November 25, 2008

Desperately Seeking Syllabi

There’s a moment I cherish at the beginning of any semester at Colby. To the musical rustling of crisp sheets of paper, the professor distributes a three or four page document of gloriousness. What percentage of my grade does participation count for? How many exams in the semester? What are page requirements for papers (double-spaced in Times New Roman font, of course)? Look no further. The class syllabus has it all.

Before you consider me too much of a Hermione Granger, “I just read through letters K to M in the dictionary for fun!” type, take a moment to imagine the horrors and chaos of life without syllabi. Unclear assignment requirements! Homework that springs up on you! No explanation of the edition of the textbooks you should get, so your page 16 is the professor’s 78! Makes you shudder, right? What kind of country’s education system would eschew the organization and centralization of a syllabus, a commodity as necessary to a student’s life as internet and running water?

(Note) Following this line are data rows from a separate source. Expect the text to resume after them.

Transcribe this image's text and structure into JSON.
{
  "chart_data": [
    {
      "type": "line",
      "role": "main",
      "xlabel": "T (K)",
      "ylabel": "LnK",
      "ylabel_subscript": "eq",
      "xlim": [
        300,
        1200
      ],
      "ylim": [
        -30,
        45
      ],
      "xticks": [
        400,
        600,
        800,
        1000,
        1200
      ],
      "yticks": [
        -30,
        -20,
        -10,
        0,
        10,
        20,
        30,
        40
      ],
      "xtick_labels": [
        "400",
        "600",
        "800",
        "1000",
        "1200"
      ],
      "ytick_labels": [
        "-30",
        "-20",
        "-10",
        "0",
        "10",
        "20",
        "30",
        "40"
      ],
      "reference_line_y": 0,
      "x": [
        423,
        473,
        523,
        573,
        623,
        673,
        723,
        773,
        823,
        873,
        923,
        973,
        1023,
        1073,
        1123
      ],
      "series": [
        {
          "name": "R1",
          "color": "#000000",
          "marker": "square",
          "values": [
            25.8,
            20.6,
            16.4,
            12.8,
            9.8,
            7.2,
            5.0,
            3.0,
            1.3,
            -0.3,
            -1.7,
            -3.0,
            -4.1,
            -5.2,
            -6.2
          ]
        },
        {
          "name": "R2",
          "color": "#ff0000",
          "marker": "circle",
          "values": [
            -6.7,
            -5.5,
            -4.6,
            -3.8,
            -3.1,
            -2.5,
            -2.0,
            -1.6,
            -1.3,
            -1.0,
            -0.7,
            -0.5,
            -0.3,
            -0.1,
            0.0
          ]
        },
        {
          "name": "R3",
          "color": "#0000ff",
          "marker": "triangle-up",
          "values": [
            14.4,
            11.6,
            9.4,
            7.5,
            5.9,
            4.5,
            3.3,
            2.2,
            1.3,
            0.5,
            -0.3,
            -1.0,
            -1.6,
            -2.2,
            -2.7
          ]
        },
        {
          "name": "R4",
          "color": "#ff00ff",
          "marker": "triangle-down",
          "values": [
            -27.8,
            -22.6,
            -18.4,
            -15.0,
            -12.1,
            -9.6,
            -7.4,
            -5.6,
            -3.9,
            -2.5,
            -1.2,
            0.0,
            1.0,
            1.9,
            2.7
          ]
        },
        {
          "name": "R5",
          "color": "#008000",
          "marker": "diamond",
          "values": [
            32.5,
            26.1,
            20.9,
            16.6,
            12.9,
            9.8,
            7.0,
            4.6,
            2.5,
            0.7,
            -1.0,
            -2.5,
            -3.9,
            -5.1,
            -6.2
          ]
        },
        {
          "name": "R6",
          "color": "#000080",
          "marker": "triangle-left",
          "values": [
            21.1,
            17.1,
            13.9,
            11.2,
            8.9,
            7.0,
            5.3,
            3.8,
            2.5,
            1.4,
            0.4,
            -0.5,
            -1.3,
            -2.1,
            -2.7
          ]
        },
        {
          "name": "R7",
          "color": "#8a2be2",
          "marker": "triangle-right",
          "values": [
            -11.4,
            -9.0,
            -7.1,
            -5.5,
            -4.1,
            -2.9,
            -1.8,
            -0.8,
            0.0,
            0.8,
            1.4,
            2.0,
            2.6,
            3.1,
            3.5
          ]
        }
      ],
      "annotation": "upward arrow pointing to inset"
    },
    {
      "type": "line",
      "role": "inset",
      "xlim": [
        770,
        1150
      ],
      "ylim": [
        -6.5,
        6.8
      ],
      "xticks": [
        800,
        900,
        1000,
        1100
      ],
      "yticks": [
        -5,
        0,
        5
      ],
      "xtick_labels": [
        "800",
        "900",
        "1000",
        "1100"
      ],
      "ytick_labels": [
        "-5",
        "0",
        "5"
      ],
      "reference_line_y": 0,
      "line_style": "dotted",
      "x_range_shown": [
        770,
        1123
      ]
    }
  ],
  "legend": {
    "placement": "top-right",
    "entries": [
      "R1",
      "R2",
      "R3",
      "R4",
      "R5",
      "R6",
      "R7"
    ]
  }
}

Welcome to the French classroom.

I probably should have guessed it from the moment I found out French universities still don’t have online course registration, but I blithely assumed that at least when it came to printed paper the French had mastered basic classroom documentation. I assumed wrong. Instead, ten minutes at a time in each class are devoted to a review of the assignments: “What do you mean, you forgot you had to buy this obscure study packet unavailable at almost all Parisian bookstores?” the professors will ask us. “Didn’t you catch the offhand comment I made at the end of class three weeks ago?”

Perhaps worst of all – and here, I’ll allow any Hermione Granger comparisons – I consider the syllabus to be a contract. If I fail to do an assignment in the syllabus that was my responsibility, I deserve the consequences. Similarly, if a professor decides to lump in an extra exam with one week’s notice, I’m miffed. So it was with astonishment that I witnessed various students in my history class at the Sorbonne raise their hands and ask the teacher: “Do you think we can move the due date for the essay? To read all three books you’ve assigned will take a while.”

Any Colby professor would have raised the syllabus in the air with the implicit understanding of tough luck; you should have gotten started on your work sooner. Any Colby student would have at least known to phrase a request for an extension in different wording than a critique of the workload.

And that’s the beauty of the syllabus. It keeps both parties accountable for their part, and it fosters a genuine respect for the learning process you don’t find in a system where you can bargain your way to easier assignments. The challenges of the class should be about genuinely mastering the new material, not about trying to decipher exactly what line spacing and margin sizes the professor is expecting on the term paper.